Zika fever, caused by the Zika virus, has been detected in every country in North and South America with the exception of Chile and Canada.  The symptoms of the illness include fatigue, joint and back pain, fever, skin rash, headache and eye redness.  Most people infected with Zika fever show no symptoms.  Most alarming is the association between Zika infection in pregnant women and a certain birth defect in infants called microcephaly, or reduced head size due to incomplete brain development.  Microcephaly can result in a range of problems in children including developmental delays and intellectual disabilities.  It’s important to remember that mosquitoes are not the cause of Zika fever.  Instead, certain mosquitoes are capable of transmitting the virus that causes the disease. Zika transmission is most commonly associated with the yellow fever mosquito (Aedes aegypti), but the Asian tiger mosquito (Aedes albopictus) is also believed to be a competent vector of the virus.    Both of these mosquitoes are present in the United States and the Caribbean and are aggressive daytime biters.  The distribution of the yellow fever mosquito is restricted to tropical and subtropical climates.  In the United States, it is primarily found in the Southeast and Gulf states with pockets in the Southwest and California.

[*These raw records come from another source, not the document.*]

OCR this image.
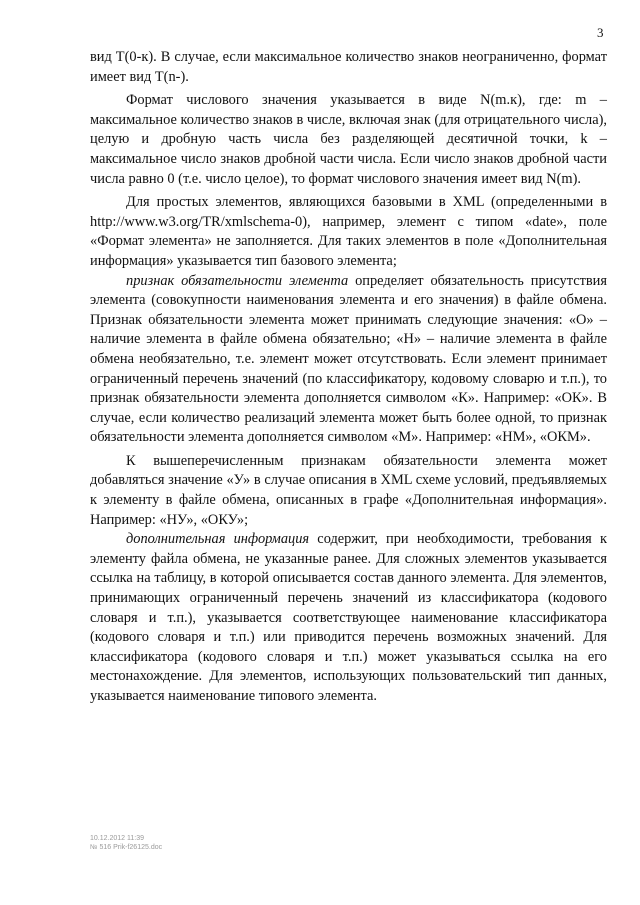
3

вид T(0-к). В случае, если максимальное количество знаков неограниченно, формат имеет вид T(n-).

Формат числового значения указывается в виде N(m.к), где: m – максимальное количество знаков в числе, включая знак (для отрицательного числа), целую и дробную часть числа без разделяющей десятичной точки, k – максимальное число знаков дробной части числа. Если число знаков дробной части числа равно 0 (т.е. число целое), то формат числового значения имеет вид N(m).

Для простых элементов, являющихся базовыми в XML (определенными в http://www.w3.org/TR/xmlschema-0), например, элемент с типом «date», поле «Формат элемента» не заполняется. Для таких элементов в поле «Дополнительная информация» указывается тип базового элемента;

признак обязательности элемента определяет обязательность присутствия элемента (совокупности наименования элемента и его значения) в файле обмена. Признак обязательности элемента может принимать следующие значения: «О» – наличие элемента в файле обмена обязательно; «Н» – наличие элемента в файле обмена необязательно, т.е. элемент может отсутствовать. Если элемент принимает ограниченный перечень значений (по классификатору, кодовому словарю и т.п.), то признак обязательности элемента дополняется символом «К». Например: «ОК». В случае, если количество реализаций элемента может быть более одной, то признак обязательности элемента дополняется символом «М». Например: «НМ», «ОКМ».

К вышеперечисленным признакам обязательности элемента может добавляться значение «У» в случае описания в XML схеме условий, предъявляемых к элементу в файле обмена, описанных в графе «Дополнительная информация». Например: «НУ», «ОКУ»;

дополнительная информация содержит, при необходимости, требования к элементу файла обмена, не указанные ранее. Для сложных элементов указывается ссылка на таблицу, в которой описывается состав данного элемента. Для элементов, принимающих ограниченный перечень значений из классификатора (кодового словаря и т.п.), указывается соответствующее наименование классификатора (кодового словаря и т.п.) или приводится перечень возможных значений. Для классификатора (кодового словаря и т.п.) может указываться ссылка на его местонахождение. Для элементов, использующих пользовательский тип данных, указывается наименование типового элемента.

10.12.2012 11:39
№ 516 Prik-f26125.doc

The Asian tiger mosquito, on the other hand, is better adapted to cooler climates and has a much wider distribution, ranging into coastal regions of the southern New England states and into the Midwest, Southwest and California.  Both species are commonly associated with structures, specializing in breeding in man-made containers with very little water present (Asian tiger mosquito larvae have been observed developing in containers as small as bottle caps).  In addition to residual treatment of adult mosquito resting sites, any potential breeding sites on a client’s property should be identified and eliminated; including clogged roof gutters and drainpipes leading from downspouts.